The plaza project, which encompasses the Sherman Avenue block between Church and Davis streets, will comprise four buildings. In addition to the parking garage and retirement tower, two buildings will be devoted primarily to shops.
Developer James Klutznick of Thomas J. Klutznick Corp. said the project will provide a “critical mass” of shops, entertainment and restaurants.
“(Sherman Plaza) makes downtown a regional destination,” he said. “If this project succeeds, it will have a beneficial effect on the entire downtown area.”
Klutznick said construction crews hope to begin the initial phases of the project by July and open the garage by November 2002.
The retirement home, the last slated for construction, is scheduled to be finished in the fall of 2003.
When developers gained the council’s initial approval of the project in October, the council had planned to pay a $2 million subsidy to Sears to open an Evanston store.
But developers dropped negotiations with Sears when costs of acquiring land drove rent prices too high for the department store.
The owner of Olive Mountain, 814 Church St., resisted developers’ attempts to make him sell the restaurant.

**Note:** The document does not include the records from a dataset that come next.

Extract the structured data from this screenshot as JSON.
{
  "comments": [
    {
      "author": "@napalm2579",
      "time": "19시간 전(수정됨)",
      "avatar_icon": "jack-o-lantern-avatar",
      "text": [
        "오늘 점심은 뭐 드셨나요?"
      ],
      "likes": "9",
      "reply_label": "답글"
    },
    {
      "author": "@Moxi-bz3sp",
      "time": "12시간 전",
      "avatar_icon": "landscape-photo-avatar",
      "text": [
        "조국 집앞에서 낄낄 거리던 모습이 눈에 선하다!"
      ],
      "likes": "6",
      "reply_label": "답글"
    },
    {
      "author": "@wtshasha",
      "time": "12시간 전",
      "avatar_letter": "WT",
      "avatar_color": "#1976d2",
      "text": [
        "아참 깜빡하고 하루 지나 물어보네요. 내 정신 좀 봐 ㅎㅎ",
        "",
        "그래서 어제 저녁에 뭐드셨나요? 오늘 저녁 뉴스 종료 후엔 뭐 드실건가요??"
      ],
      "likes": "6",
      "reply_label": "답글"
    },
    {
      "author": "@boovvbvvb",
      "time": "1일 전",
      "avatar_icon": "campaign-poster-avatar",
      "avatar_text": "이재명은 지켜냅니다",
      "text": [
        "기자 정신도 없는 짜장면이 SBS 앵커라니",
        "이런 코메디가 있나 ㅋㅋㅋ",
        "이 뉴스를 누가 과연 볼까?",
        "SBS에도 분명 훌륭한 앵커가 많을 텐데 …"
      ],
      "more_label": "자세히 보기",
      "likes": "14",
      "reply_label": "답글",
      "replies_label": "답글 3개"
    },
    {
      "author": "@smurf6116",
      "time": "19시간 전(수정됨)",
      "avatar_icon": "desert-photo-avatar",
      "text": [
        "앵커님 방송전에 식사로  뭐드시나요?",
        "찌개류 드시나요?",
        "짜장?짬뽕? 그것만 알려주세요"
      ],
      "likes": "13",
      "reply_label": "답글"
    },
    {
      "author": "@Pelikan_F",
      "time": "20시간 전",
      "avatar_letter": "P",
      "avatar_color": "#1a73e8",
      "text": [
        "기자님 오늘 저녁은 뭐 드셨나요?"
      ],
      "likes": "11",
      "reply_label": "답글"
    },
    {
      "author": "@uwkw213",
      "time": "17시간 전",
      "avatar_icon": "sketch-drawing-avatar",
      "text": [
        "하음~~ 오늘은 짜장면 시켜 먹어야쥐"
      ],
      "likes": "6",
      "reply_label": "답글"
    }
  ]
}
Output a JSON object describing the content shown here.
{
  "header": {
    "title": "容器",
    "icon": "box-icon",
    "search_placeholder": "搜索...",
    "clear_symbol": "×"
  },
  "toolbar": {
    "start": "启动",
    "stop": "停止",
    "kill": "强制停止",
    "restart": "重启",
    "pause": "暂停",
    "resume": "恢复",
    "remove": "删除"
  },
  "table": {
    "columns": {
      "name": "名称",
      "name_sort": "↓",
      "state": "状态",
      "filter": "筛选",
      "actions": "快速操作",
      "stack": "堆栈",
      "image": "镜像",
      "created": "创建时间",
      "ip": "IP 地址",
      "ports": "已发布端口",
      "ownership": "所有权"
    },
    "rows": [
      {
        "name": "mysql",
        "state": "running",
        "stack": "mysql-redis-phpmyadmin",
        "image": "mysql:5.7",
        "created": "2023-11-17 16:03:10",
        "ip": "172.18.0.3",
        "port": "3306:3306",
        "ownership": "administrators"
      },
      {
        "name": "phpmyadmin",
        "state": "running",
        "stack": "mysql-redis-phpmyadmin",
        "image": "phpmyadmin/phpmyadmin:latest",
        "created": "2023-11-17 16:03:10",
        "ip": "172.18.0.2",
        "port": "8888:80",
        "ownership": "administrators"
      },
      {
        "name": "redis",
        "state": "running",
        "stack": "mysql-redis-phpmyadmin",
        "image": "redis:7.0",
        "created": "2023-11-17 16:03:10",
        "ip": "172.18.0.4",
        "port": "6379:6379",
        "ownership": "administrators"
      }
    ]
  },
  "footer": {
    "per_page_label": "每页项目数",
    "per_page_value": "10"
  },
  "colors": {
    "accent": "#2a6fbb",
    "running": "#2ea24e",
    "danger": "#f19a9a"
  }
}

After beginning condemnation procedures on the property, city administrators settled with the owner for about $1 million.
The last holdout, Stuart Handler, settled with the city earlier this month.
Klutznick said the city likely will not have to contribute $2 million to the project, but he said developers might ask for money if they need it.
Although the Sears store would have attracted shoppers to the plaza, the smaller stores will bring higher rents for the city, said Martin Stern, executive vice president of U.S. Equities Reality, Inc., who helped negotiate the deal.
“Sears would have been a very good addition to downtown because of their marketing power and advertising,” he said. “But the variety of stores will improve downtown, too. In the end, it’s going to be a stronger deal for the city.”
Even without the Sears department store, Mayor Lorraine Morton called the proposal a “win-win” deal for Evanston.
When completed, the development will bring in additional sales tax and revenue, she said. She added that the development might also lure residents to other stores in downtown Evanston.
“It’s a wonderful proposal,” Morton said. “I just hope that we can get going with the project as soon as possible.”
Klutznick said the newly opened Century Theatres will help draw shoppers to the plaza as well.
“Evanston’s got it,” he said. “You’ve made the right choice. And it’s drawing from all up and down the lakefront.”